I don't think this demand is necessary: "*suppress all the orders that it create during that period*". In the learn period, you'll just calculate your parameters for the trading period, just like you use a 50 days look-back period to calculate today's value of a 50-day moving average. Unless, of course, your parameters depend on a P&L like a Walk-Forward Optimization Technique. Is that the case?

Anh,

Well, effectively, if you use history, then you won't be sitting in cash for the first part of the backtest (or live trading). So, I don't see any way around it. But maybe I'm still not following. What statistics, etc. are you needing to compute, and how often?

Sorry, I'm still not catching on to the problem you need to solve...

Grant

The suppressing of orders comes down to how you want to structure your code and models. At what level should you know that you are in learning period? How is this communicated? I can understand not wanting your model to have to differentiate between learning and live periods.

Personally, I prefer that strats/models are signal emitters and do not touch the order system directly. In that scenario the warming-up can easier conceptualized as just ignoring signals without needing to dirtying the model. Also opens better composability i.e. using a model as more an indicator for a meta model. Though even in that case, since you can't define the start_date simulation in code so you'd need to coordinate with the gui to get the proper warmup events.

@Alex, I want to suppress the orders because during learn period, the model is not reliable enough. Perhaps I should explain what it means to be "reliable" better. E.g. If i want to calculate rolling 250 days beta and have it, and it is just 10 days into the learn period then the beta value is not yet "reliable". Any orders invoked during the learn period relied on "unreliable" data and hence should not be executed / counted toward algo performance.

@Grant. Maybe a better example is funda data. There is no way for get historical data now except running through the historical date and save it in your algo, and that could very well be the case in the future. What would you do if your algo use quarterly eps and you want it to be ready to trade in the first day you submit it for live trading?
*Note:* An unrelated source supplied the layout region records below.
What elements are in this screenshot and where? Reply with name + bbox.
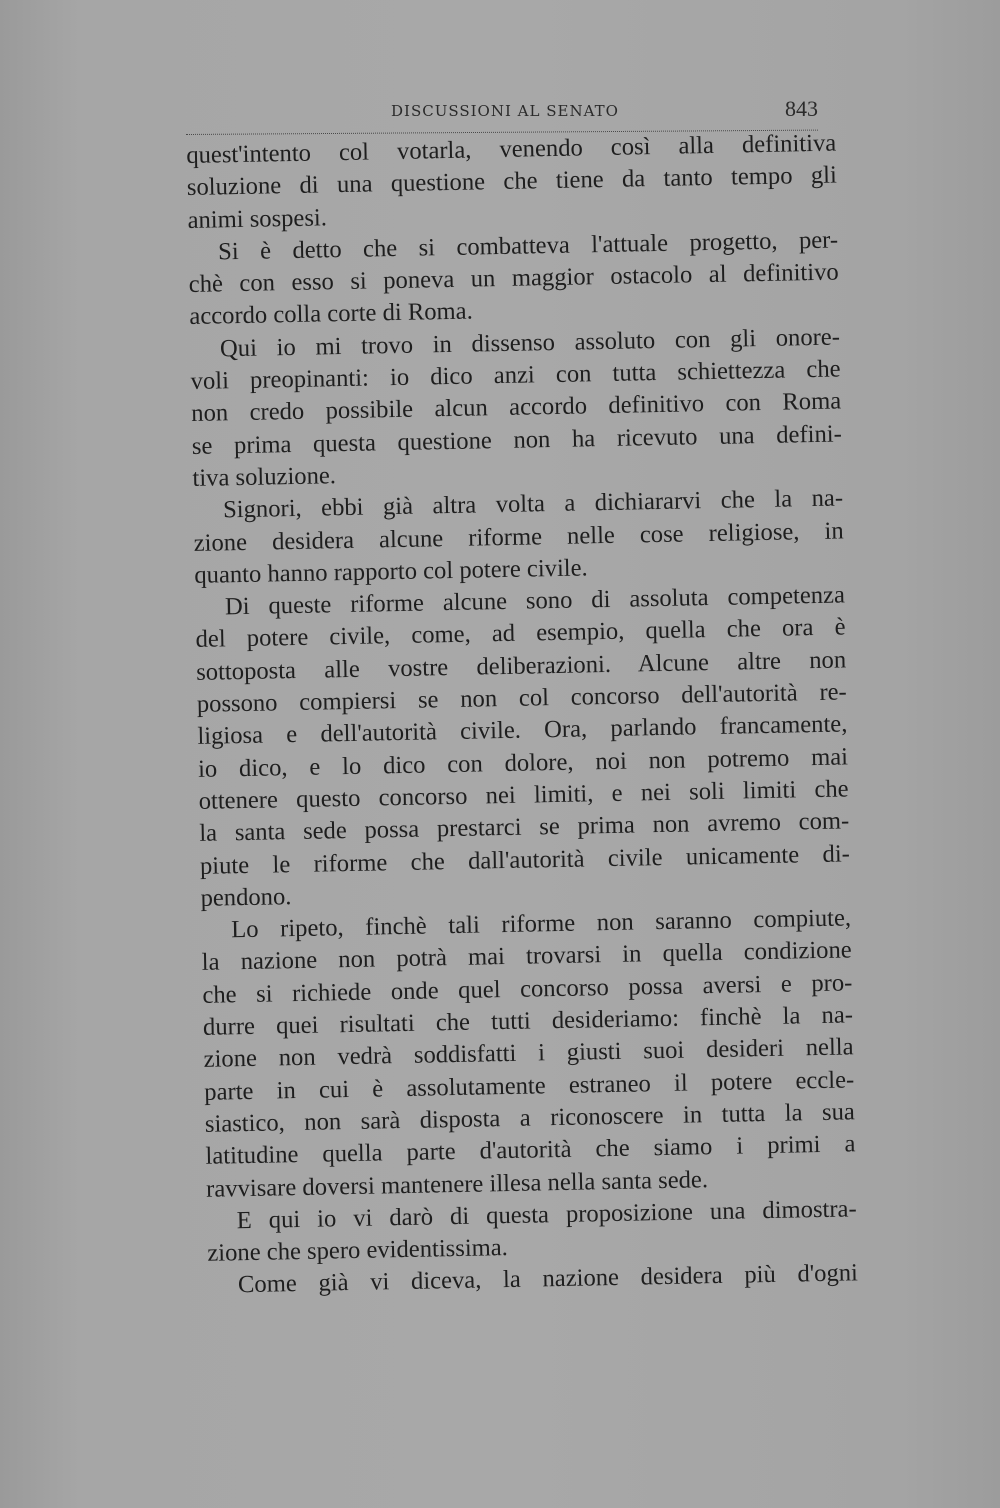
text-line: accordo colla corte di Roma. [189,298,474,331]
text-line: Qui io mi trovo in dissenso assoluto con gli onore- [219,323,841,363]
text-line: piute le riforme che dall'autorità civile unicamente di- [199,839,851,880]
page-number: 843 [785,96,818,121]
text-line: latitudine quella parte d'autorità che siamo i primi a [205,1130,856,1171]
text-line: siastico, non sarà disposta a riconoscere in tutta la sua [204,1098,856,1138]
text-line: io dico, e lo dico con dolore, noi non potremo mai [197,743,849,783]
text-line: possono compiersi se non col concorso dell'autorità re- [196,678,847,718]
text-line: zione che spero evidentissima. [207,1234,509,1267]
text-line: la nazione non potrà mai trovarsi in quella condizione [201,936,852,977]
text-line: ottenere questo concorso nei limiti, e nei soli limiti che [198,775,849,815]
text-line: se prima questa questione non ha ricevuto una defini- [191,420,843,460]
text-line: Si è detto che si combatteva l'attuale progetto, per- [217,226,839,266]
text-line: ligiosa e dell'autorità civile. Ora, parlando francamente, [197,710,848,751]
text-line: animi sospesi. [187,203,328,234]
text-line: chè con esso si poneva un maggior ostacolo al definitivo [188,258,839,299]
text-line: pendono. [200,882,292,912]
text-line: soluzione di una questione che tiene da tanto tempo gli [186,161,838,202]
text-line: tiva soluzione. [192,462,337,492]
text-line: voli preopinanti: io dico anzi con tutta schiettezza che [190,355,841,396]
text-line: ravvisare doversi mantenere illesa nella santa sede. [205,1165,709,1203]
running-title: DISCUSSIONI AL SENATO [391,102,619,120]
text-line: zione desidera alcune riforme nelle cose religiose, in [193,517,844,557]
text-line: quest'intento col votarla, venendo così alla definitiva [186,129,837,169]
text-line: Come già vi diceva, la nazione desidera più d'ogni [237,1259,859,1299]
text-line: sottoposta alle vostre deliberazioni. Alcune altre non [195,646,847,686]
body-text [186,128,858,1303]
text-line: del potere civile, come, ad esempio, quella che ora è [195,613,846,654]
text-line: Di queste riforme alcune sono di assoluta competenza [224,581,846,621]
text-line: che si richiede onde quel concorso possa aversi e pro- [202,969,853,1009]
text-line: Signori, ebbi già altra volta a dichiararvi che la na- [222,484,844,524]
text-line: non credo possibile alcun accordo definitivo con Roma [190,387,842,428]
text-line: Lo ripeto, finchè tali riforme non saranno compiute, [230,904,852,944]
text-line: zione non vedrà soddisfatti i giusti suoi desideri nella [203,1033,854,1074]
text-line: durre quei risultati che tutti desideriamo: finchè la na- [202,1001,854,1041]
text-line: la santa sede possa prestarci se prima non avremo com- [199,807,850,848]
text-line: E qui io vi darò di questa proposizione una dimostra- [236,1195,857,1235]
text-line: parte in cui è assolutamente estraneo il potere eccle- [204,1065,855,1106]
text-line: quanto hanno rapporto col potere civile. [194,554,588,589]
My understanding is that now you would have to wait, in the worst case ~3 months. from the day your algo is submitted to the day live trading start.

@Dale: agree. it would be great if simulation and ordering can be separated. Another way to view what I am suggesting here is separating simulation startdate from ordering startdate, that way algos can do whatever preparation / data caching they need before making real orders. Combining algos into meta algo is definitely needed to build complex portfolios. That could be done at Quantopian level by combing the orders that are placed by algos from same user (in the same 1min interval for example) before sending to IB. I am not sure if it could be done at IB level. But that is a more complicated topic.

Anh,

I'm not so familiar with the fundamental data yet. If there is no "warm up" then yes, you'd have to accumulate it yourself. And since anything in context gets wiped out after backtesting, you are stuck. You could manually copy-and-paste historical fundamental data into a CSV, which would then get uploaded via fetcher, when you go live. I think that the terms of use disallow any copy-and-pasting of data to files outside the platform, so you'd need to get the data elsewhere to be in compliance. But, you could compare the data you obtain elsewhere with data output to either the debugger or the log window, to make sure they agree.